JILL ANDERSON: How do you often advise educators to spend their time, energy, and money when it comes to literacy development? 

CATHERINE SNOW: Often, the classroom educators unfortunately don't have a lot of autonomy in that regard. But at the school or district level, I think the focus has to be supporting teachers not just with knowledge about literacy. I mean, that seems like it's the right way to go, that they should become more sophisticated in the science of reading. 

But I think when all of us get into the classroom, we tend to rely to fall back on curricula and techniques that we have available. So I would hope that we're supporting teachers by facilitating their use of curricular materials that give students what they need or that are a basis for giving students what they need, and organizational strategies that help them respond in a more individualized way to students' profiles. 

JILL ANDERSON: Are there any literacy innovations coming down the pipeline or anything new that's coming up that you're excited about? 

CATHERINE SNOW: Well, I'm excited about the tendency in some corners of the world, of the literacy world, to recognize that just teaching literacy skills is an inadequate approach. Literacy skills are tools for children. 

They want to do something. They don't-- it's not that they want to learn the alphabet. They want to learn about the world. They want to have an impact on the world.
 
Now the alphabet, knowing the alphabet, knowing how to read, knowing how to write, is a remarkably powerful mechanism for learning about the world and for having an impact on the world. But we put learning the skills ahead of those other tasks So. That kids never kind of struggle through first, second, and third grade to get the skills to a high enough level before they're allowed to use those skills in productive ways. 

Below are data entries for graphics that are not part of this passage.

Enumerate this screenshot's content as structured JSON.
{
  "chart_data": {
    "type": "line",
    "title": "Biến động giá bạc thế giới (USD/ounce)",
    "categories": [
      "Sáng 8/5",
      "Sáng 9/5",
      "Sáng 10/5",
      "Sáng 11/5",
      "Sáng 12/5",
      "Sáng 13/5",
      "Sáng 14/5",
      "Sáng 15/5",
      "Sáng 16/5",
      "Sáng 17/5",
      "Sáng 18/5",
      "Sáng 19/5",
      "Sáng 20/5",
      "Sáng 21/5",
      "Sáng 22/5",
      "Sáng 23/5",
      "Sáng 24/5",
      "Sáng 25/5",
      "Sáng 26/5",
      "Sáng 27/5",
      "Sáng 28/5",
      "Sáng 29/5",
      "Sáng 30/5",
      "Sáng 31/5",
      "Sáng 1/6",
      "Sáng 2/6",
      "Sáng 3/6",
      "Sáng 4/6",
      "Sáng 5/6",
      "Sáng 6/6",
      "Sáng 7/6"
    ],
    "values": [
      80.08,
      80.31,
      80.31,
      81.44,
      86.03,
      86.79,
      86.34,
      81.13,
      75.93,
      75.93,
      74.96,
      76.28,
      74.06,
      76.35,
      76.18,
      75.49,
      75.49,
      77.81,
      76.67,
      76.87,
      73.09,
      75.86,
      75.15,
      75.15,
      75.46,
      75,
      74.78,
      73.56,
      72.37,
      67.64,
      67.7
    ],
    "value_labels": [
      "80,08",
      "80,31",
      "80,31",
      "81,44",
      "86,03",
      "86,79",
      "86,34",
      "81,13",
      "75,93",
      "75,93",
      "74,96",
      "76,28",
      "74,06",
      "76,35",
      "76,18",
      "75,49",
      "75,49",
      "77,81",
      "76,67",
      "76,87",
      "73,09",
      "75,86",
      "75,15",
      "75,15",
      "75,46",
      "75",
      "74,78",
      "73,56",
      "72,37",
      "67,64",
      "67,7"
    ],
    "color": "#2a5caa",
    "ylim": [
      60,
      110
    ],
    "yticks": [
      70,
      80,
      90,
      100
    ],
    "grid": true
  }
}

And I think that's just backwards. I think it's backwards for language, for second language speakers, for example, to teach them several words before you let them talk about something they're interested in. And it's backwards for first graders, who could be learning to read by being exposed to and being given guidance in accessing texts about what they're interested in, by writing texts that express their own interests and perspectives. 

So I'd like to see a rebalancing of the end of literacy-- namely, learning and communication, with the beginning of literacy namely the skills that make that possible. 

JILL ANDERSON: Catherine Snow is a professor at the Harvard Graduate School of Education. I'm Jill Anderson. This is the Harvard EdCast, produced by the Harvard Graduate School of Education. Thanks for listening.